Ia menambahkan, pemberlakuan Basel III nantinya akan menguntungkan Indonesia karena cocok diterapkan di negara yang industri perbankannya belum sophisticated.
Basel III mendefinisikan ulang real capital yang betul-betul modal. Aturan modal menjadi tradisional karena yang diperhatikan adalah instrumen yang mendasar di mana modal hibrid tidak diperkenankan.
"Indonesia belum masuki environment Basel III. Akhir tahun ini, Indonesia baru akan melengkapi environment Basel II," kata Muliaman.
Basel III seperti halnya Basel I dan II dikeluarkan oleh Bank of International Settlements (BIS) yang bermarkas pusat di Basel, Swiss.

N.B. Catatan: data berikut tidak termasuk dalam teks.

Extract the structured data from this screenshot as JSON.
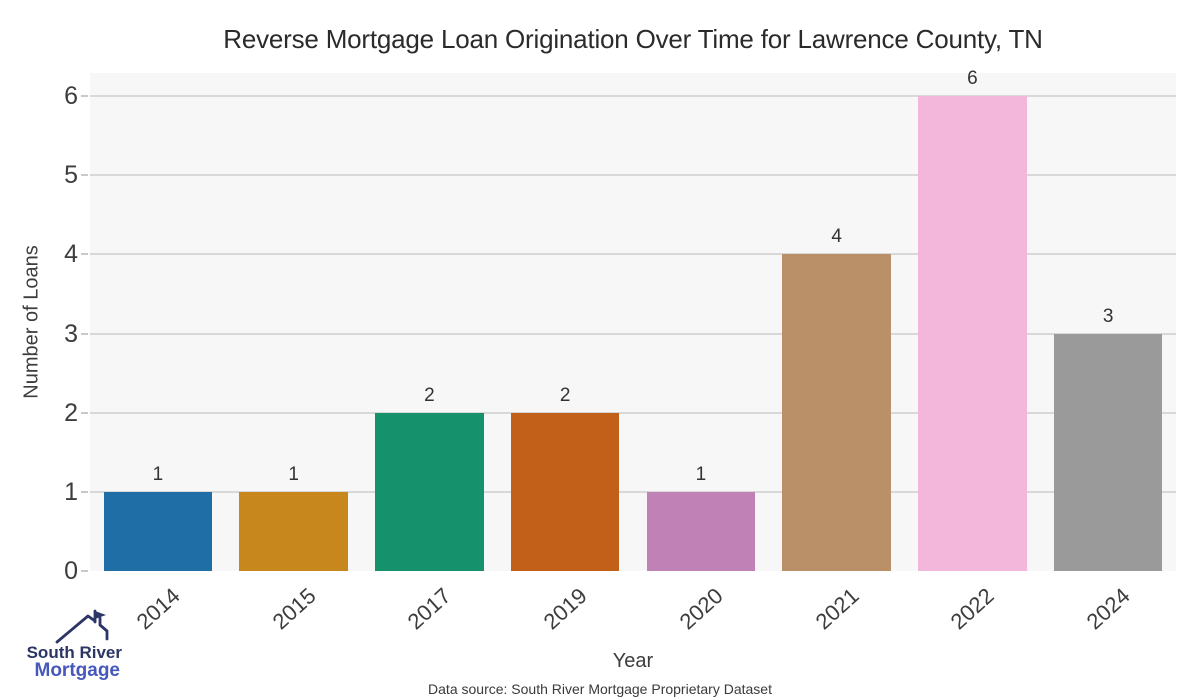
{
  "chart_data": {
    "type": "bar",
    "title": "Reverse Mortgage Loan Origination Over Time for Lawrence County, TN",
    "xlabel": "Year",
    "ylabel": "Number of Loans",
    "categories": [
      "2014",
      "2015",
      "2017",
      "2019",
      "2020",
      "2021",
      "2022",
      "2024"
    ],
    "values": [
      1,
      1,
      2,
      2,
      1,
      4,
      6,
      3
    ],
    "bar_colors": [
      "#1f6fa6",
      "#c8871d",
      "#15916b",
      "#c2601a",
      "#c081b6",
      "#ba9069",
      "#f3b7db",
      "#9a9a9a"
    ],
    "yticks": [
      0,
      1,
      2,
      3,
      4,
      5,
      6
    ],
    "ylim": [
      0,
      6.29
    ],
    "grid": "horizontal",
    "legend": "none",
    "bar_width_frac": 0.8,
    "plot_bg": "#f7f7f7",
    "grid_color": "#d8d8d8",
    "tick_mark_color": "#c9c9c9",
    "value_label_color": "#333333",
    "tick_label_color": "#3d3d3d"
  },
  "footer": {
    "data_source": "Data source: South River Mortgage Proprietary Dataset"
  },
  "logo": {
    "name1": "South River",
    "name2": "Mortgage",
    "navy": "#2b3566",
    "blue": "#4758bd"
  }
}
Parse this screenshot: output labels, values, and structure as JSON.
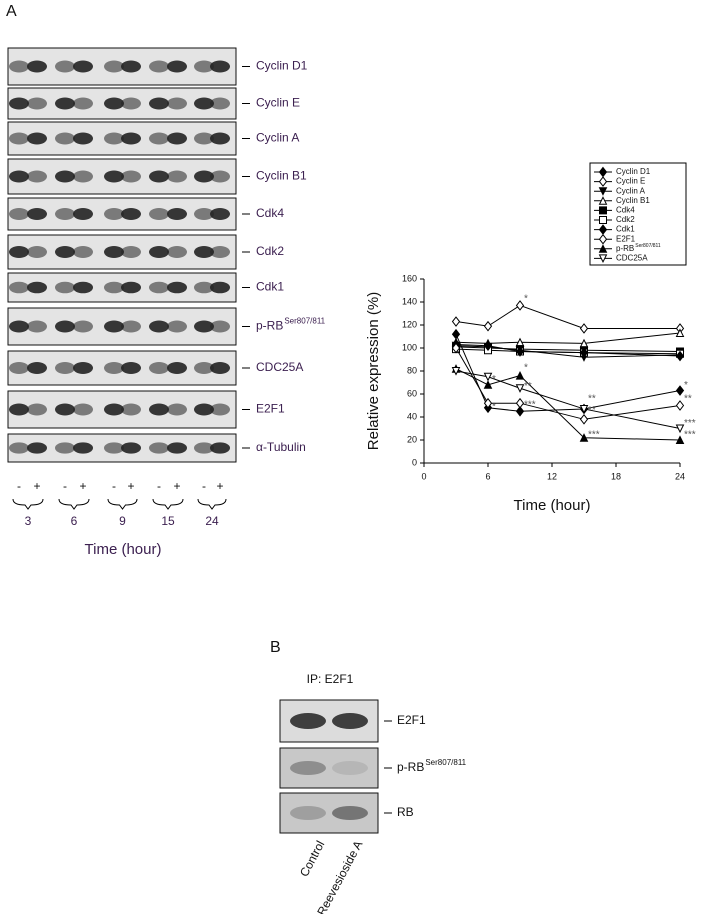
{
  "panel_a": {
    "label": "A",
    "blots": [
      {
        "label": "Cyclin D1"
      },
      {
        "label": "Cyclin E"
      },
      {
        "label": "Cyclin A"
      },
      {
        "label": "Cyclin B1"
      },
      {
        "label": "Cdk4"
      },
      {
        "label": "Cdk2"
      },
      {
        "label": "Cdk1"
      },
      {
        "label": "p-RB",
        "superscript": "Ser807/811"
      },
      {
        "label": "CDC25A"
      },
      {
        "label": "E2F1"
      },
      {
        "label": "α-Tubulin"
      }
    ],
    "lanes": [
      "-",
      "+",
      "-",
      "+",
      "-",
      "+",
      "-",
      "+",
      "-",
      "+"
    ],
    "times": [
      3,
      6,
      9,
      15,
      24
    ],
    "xlabel": "Time (hour)"
  },
  "chart_data": {
    "type": "line",
    "xlabel": "Time (hour)",
    "ylabel": "Relative expression (%)",
    "x": [
      3,
      6,
      9,
      15,
      24
    ],
    "xlim": [
      0,
      24
    ],
    "xticks": [
      0,
      6,
      12,
      18,
      24
    ],
    "ylim": [
      0,
      160
    ],
    "yticks": [
      0,
      20,
      40,
      60,
      80,
      100,
      120,
      140,
      160
    ],
    "series": [
      {
        "name": "Cyclin D1",
        "color": "#000000",
        "marker": "diamond",
        "filled": true,
        "values": [
          112,
          48,
          45,
          47,
          63
        ]
      },
      {
        "name": "Cyclin E",
        "color": "#000000",
        "marker": "diamond",
        "filled": false,
        "values": [
          123,
          119,
          137,
          117,
          117
        ]
      },
      {
        "name": "Cyclin A",
        "color": "#000000",
        "marker": "triangle-down",
        "filled": true,
        "values": [
          102,
          101,
          98,
          92,
          94
        ]
      },
      {
        "name": "Cyclin B1",
        "color": "#000000",
        "marker": "triangle-up",
        "filled": false,
        "values": [
          105,
          104,
          105,
          104,
          113
        ]
      },
      {
        "name": "Cdk4",
        "color": "#000000",
        "marker": "square",
        "filled": true,
        "values": [
          101,
          100,
          99,
          98,
          97
        ]
      },
      {
        "name": "Cdk2",
        "color": "#000000",
        "marker": "square",
        "filled": false,
        "values": [
          99,
          98,
          97,
          96,
          95
        ]
      },
      {
        "name": "Cdk1",
        "color": "#000000",
        "marker": "diamond",
        "filled": true,
        "values": [
          103,
          102,
          97,
          96,
          93
        ]
      },
      {
        "name": "E2F1",
        "color": "#000000",
        "marker": "diamond",
        "filled": false,
        "values": [
          100,
          52,
          52,
          38,
          50
        ]
      },
      {
        "name": "p-RB",
        "superscript": "Ser807/811",
        "color": "#000000",
        "marker": "triangle-up",
        "filled": true,
        "values": [
          82,
          68,
          76,
          22,
          20
        ]
      },
      {
        "name": "CDC25A",
        "color": "#000000",
        "marker": "triangle-down",
        "filled": false,
        "values": [
          80,
          75,
          65,
          47,
          30
        ]
      }
    ],
    "annotations": [
      {
        "text": "*",
        "x": 9,
        "y": 140
      },
      {
        "text": "*",
        "x": 6,
        "y": 46
      },
      {
        "text": "*",
        "x": 6,
        "y": 70
      },
      {
        "text": "*",
        "x": 9,
        "y": 80
      },
      {
        "text": "**",
        "x": 9,
        "y": 64
      },
      {
        "text": "***",
        "x": 9,
        "y": 48
      },
      {
        "text": "**",
        "x": 15,
        "y": 53
      },
      {
        "text": "**",
        "x": 15,
        "y": 43
      },
      {
        "text": "***",
        "x": 15,
        "y": 22
      },
      {
        "text": "*",
        "x": 24,
        "y": 65
      },
      {
        "text": "**",
        "x": 24,
        "y": 53
      },
      {
        "text": "***",
        "x": 24,
        "y": 32
      },
      {
        "text": "***",
        "x": 24,
        "y": 22
      }
    ]
  },
  "panel_b": {
    "label": "B",
    "title": "IP: E2F1",
    "blots": [
      {
        "label": "E2F1"
      },
      {
        "label": "p-RB",
        "superscript": "Ser807/811"
      },
      {
        "label": "RB"
      }
    ],
    "lanes": [
      "Control",
      "Reevesioside A"
    ]
  }
}
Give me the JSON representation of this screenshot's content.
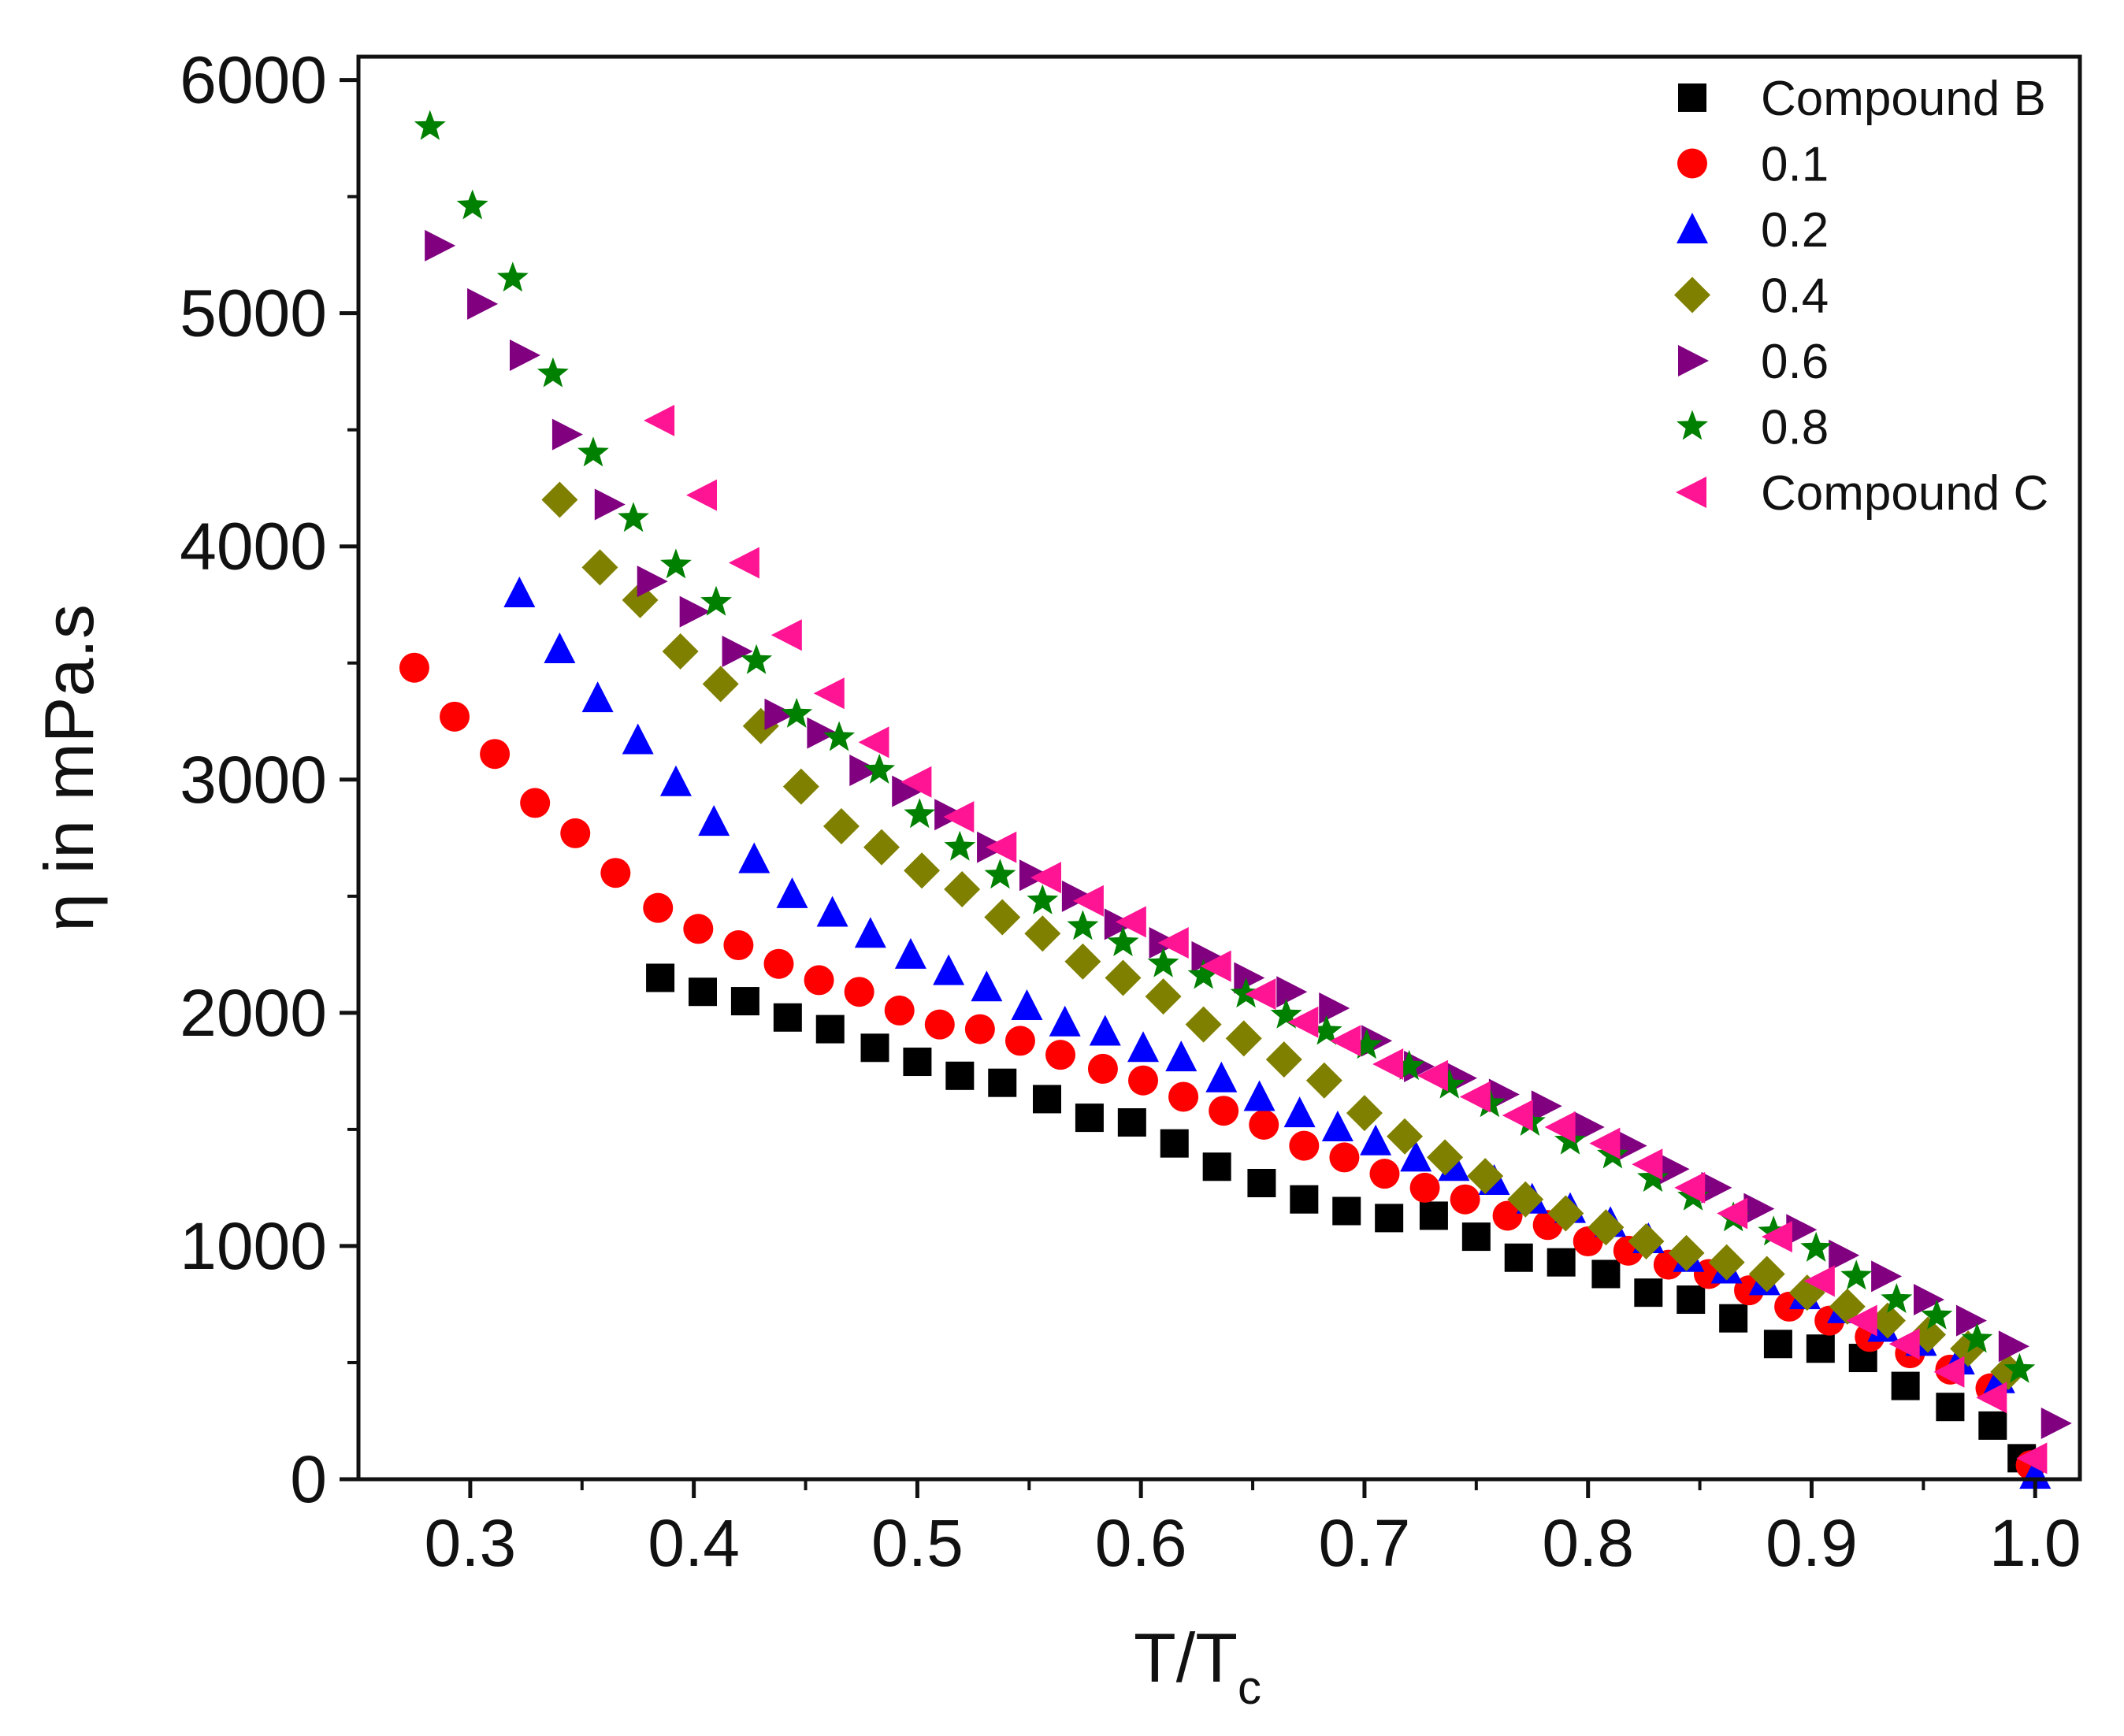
{
  "chart_data": {
    "type": "scatter",
    "title": "",
    "xlabel": "T/T",
    "xlabel_subscript": "c",
    "ylabel": "η in mPa.s",
    "xlim": [
      0.25,
      1.02
    ],
    "ylim": [
      0,
      6100
    ],
    "x_ticks": [
      0.3,
      0.4,
      0.5,
      0.6,
      0.7,
      0.8,
      0.9,
      1.0
    ],
    "x_tick_labels": [
      "0.3",
      "0.4",
      "0.5",
      "0.6",
      "0.7",
      "0.8",
      "0.9",
      "1.0"
    ],
    "y_ticks": [
      0,
      1000,
      2000,
      3000,
      4000,
      5000,
      6000
    ],
    "y_tick_labels": [
      "0",
      "1000",
      "2000",
      "3000",
      "4000",
      "5000",
      "6000"
    ],
    "grid": false,
    "legend_position": "top-right",
    "series": [
      {
        "name": "Compound B",
        "marker": "square",
        "color": "#000000",
        "x": [
          0.385,
          0.404,
          0.423,
          0.442,
          0.461,
          0.481,
          0.5,
          0.519,
          0.538,
          0.558,
          0.577,
          0.596,
          0.615,
          0.634,
          0.654,
          0.673,
          0.692,
          0.711,
          0.731,
          0.75,
          0.769,
          0.788,
          0.808,
          0.827,
          0.846,
          0.865,
          0.885,
          0.904,
          0.923,
          0.942,
          0.962,
          0.981,
          0.994
        ],
        "y": [
          2150,
          2090,
          2050,
          1980,
          1930,
          1850,
          1790,
          1730,
          1700,
          1630,
          1550,
          1530,
          1440,
          1340,
          1270,
          1200,
          1150,
          1120,
          1130,
          1040,
          950,
          930,
          880,
          800,
          770,
          690,
          580,
          560,
          520,
          400,
          310,
          230,
          90
        ]
      },
      {
        "name": "0.1",
        "marker": "circle",
        "color": "#ff0000",
        "x": [
          0.275,
          0.293,
          0.311,
          0.329,
          0.347,
          0.365,
          0.384,
          0.402,
          0.42,
          0.438,
          0.456,
          0.474,
          0.492,
          0.51,
          0.528,
          0.546,
          0.564,
          0.583,
          0.601,
          0.619,
          0.637,
          0.655,
          0.673,
          0.691,
          0.709,
          0.727,
          0.745,
          0.764,
          0.782,
          0.8,
          0.818,
          0.836,
          0.854,
          0.872,
          0.89,
          0.908,
          0.926,
          0.944,
          0.962,
          0.98,
          0.998
        ],
        "y": [
          3480,
          3270,
          3110,
          2900,
          2770,
          2600,
          2450,
          2360,
          2290,
          2210,
          2140,
          2090,
          2010,
          1950,
          1930,
          1880,
          1820,
          1760,
          1710,
          1640,
          1580,
          1520,
          1430,
          1380,
          1310,
          1250,
          1200,
          1130,
          1090,
          1020,
          980,
          920,
          880,
          810,
          740,
          680,
          610,
          540,
          470,
          390,
          60
        ]
      },
      {
        "name": "0.2",
        "marker": "triangle-up",
        "color": "#0000ff",
        "x": [
          0.322,
          0.34,
          0.357,
          0.375,
          0.392,
          0.409,
          0.427,
          0.444,
          0.462,
          0.479,
          0.497,
          0.514,
          0.531,
          0.549,
          0.566,
          0.584,
          0.601,
          0.618,
          0.636,
          0.653,
          0.671,
          0.688,
          0.705,
          0.723,
          0.74,
          0.758,
          0.775,
          0.792,
          0.81,
          0.827,
          0.845,
          0.862,
          0.879,
          0.897,
          0.914,
          0.932,
          0.949,
          0.966,
          0.984,
          1.0
        ],
        "y": [
          3800,
          3560,
          3350,
          3170,
          2990,
          2820,
          2660,
          2510,
          2430,
          2340,
          2250,
          2180,
          2110,
          2030,
          1960,
          1920,
          1850,
          1810,
          1720,
          1640,
          1570,
          1510,
          1450,
          1380,
          1340,
          1280,
          1200,
          1160,
          1100,
          1030,
          950,
          900,
          850,
          790,
          730,
          650,
          590,
          510,
          430,
          20
        ]
      },
      {
        "name": "0.4",
        "marker": "diamond",
        "color": "#808000",
        "x": [
          0.34,
          0.358,
          0.376,
          0.394,
          0.412,
          0.43,
          0.448,
          0.466,
          0.484,
          0.502,
          0.52,
          0.538,
          0.556,
          0.574,
          0.592,
          0.61,
          0.628,
          0.646,
          0.664,
          0.682,
          0.7,
          0.718,
          0.736,
          0.754,
          0.772,
          0.79,
          0.808,
          0.826,
          0.844,
          0.862,
          0.88,
          0.898,
          0.916,
          0.934,
          0.952,
          0.97,
          0.988
        ],
        "y": [
          4200,
          3910,
          3770,
          3550,
          3410,
          3230,
          2970,
          2800,
          2710,
          2610,
          2530,
          2410,
          2340,
          2220,
          2150,
          2070,
          1950,
          1890,
          1800,
          1710,
          1570,
          1470,
          1380,
          1300,
          1200,
          1140,
          1080,
          1020,
          970,
          930,
          880,
          800,
          740,
          680,
          620,
          560,
          460
        ]
      },
      {
        "name": "0.6",
        "marker": "triangle-right",
        "color": "#800080",
        "x": [
          0.286,
          0.305,
          0.324,
          0.343,
          0.362,
          0.381,
          0.4,
          0.419,
          0.438,
          0.457,
          0.476,
          0.495,
          0.514,
          0.533,
          0.552,
          0.571,
          0.59,
          0.61,
          0.629,
          0.648,
          0.667,
          0.686,
          0.705,
          0.724,
          0.743,
          0.762,
          0.781,
          0.8,
          0.819,
          0.838,
          0.857,
          0.876,
          0.895,
          0.914,
          0.933,
          0.952,
          0.971,
          0.99,
          1.009
        ],
        "y": [
          5290,
          5040,
          4820,
          4480,
          4180,
          3850,
          3720,
          3550,
          3280,
          3200,
          3040,
          2950,
          2850,
          2710,
          2590,
          2500,
          2380,
          2300,
          2240,
          2150,
          2090,
          2020,
          1880,
          1770,
          1720,
          1650,
          1600,
          1510,
          1430,
          1330,
          1250,
          1160,
          1070,
          960,
          870,
          770,
          680,
          570,
          240
        ]
      },
      {
        "name": "0.8",
        "marker": "star",
        "color": "#008000",
        "x": [
          0.282,
          0.301,
          0.319,
          0.337,
          0.355,
          0.373,
          0.392,
          0.41,
          0.428,
          0.446,
          0.465,
          0.483,
          0.501,
          0.519,
          0.537,
          0.556,
          0.574,
          0.592,
          0.61,
          0.628,
          0.647,
          0.665,
          0.683,
          0.701,
          0.72,
          0.738,
          0.756,
          0.774,
          0.792,
          0.811,
          0.829,
          0.847,
          0.865,
          0.883,
          0.902,
          0.92,
          0.938,
          0.956,
          0.974,
          0.993
        ],
        "y": [
          5800,
          5460,
          5150,
          4740,
          4400,
          4120,
          3920,
          3760,
          3510,
          3280,
          3180,
          3040,
          2850,
          2710,
          2590,
          2480,
          2370,
          2300,
          2210,
          2160,
          2080,
          1990,
          1920,
          1860,
          1770,
          1690,
          1610,
          1530,
          1450,
          1390,
          1290,
          1210,
          1120,
          1060,
          990,
          870,
          770,
          700,
          600,
          470
        ]
      },
      {
        "name": "Compound C",
        "marker": "triangle-left",
        "color": "#ff1493",
        "x": [
          0.385,
          0.404,
          0.423,
          0.442,
          0.461,
          0.481,
          0.5,
          0.519,
          0.538,
          0.558,
          0.577,
          0.596,
          0.615,
          0.634,
          0.654,
          0.673,
          0.692,
          0.711,
          0.731,
          0.75,
          0.769,
          0.788,
          0.808,
          0.827,
          0.846,
          0.865,
          0.885,
          0.904,
          0.923,
          0.942,
          0.962,
          0.981,
          0.999
        ],
        "y": [
          4540,
          4220,
          3930,
          3620,
          3370,
          3160,
          2990,
          2840,
          2710,
          2580,
          2480,
          2390,
          2300,
          2200,
          2080,
          1960,
          1880,
          1780,
          1730,
          1640,
          1560,
          1510,
          1440,
          1350,
          1250,
          1140,
          1040,
          850,
          680,
          580,
          460,
          350,
          90
        ]
      }
    ]
  }
}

Basel III bertujuan memperkuat pengawasan dan manajemen risiko perbankan, sekaligus menjadi penahan dari guncangan di sektor keuangan dan ekonomi.
Basel III mengatur rasio minimum (tier I) naik menjadi 6% dari sebelumnya 4%. Common Equity atau core tier 1 naik bertahap dari 2% menjadi 4,5%.
Capital conservation buffer atau modal yang dapat ditarik untuk menyerap kerugian dinaikkan menjadi 2,5% sedangkan countercyclical capital buffer (CCB) menjadi 2,5% dari common equity. Bila CCB kurang dari 2,5%, bank dilarang membagi dividen, pembelian kembali saham dan bonus.
Sementara dari sisi CAR, Basel III masih sama dengan ketentuan sebelumnya, yakni minimal 8%. Namun, bila bank ingin membagi dividen, share buyback bonus dan mitigasi risiko, CAR minimal harus 13%.
"Dari sisi kapasitas equity dan aset industri perbankan kita masih besar untuk menghadapi Basel III," pungkas Muliaman.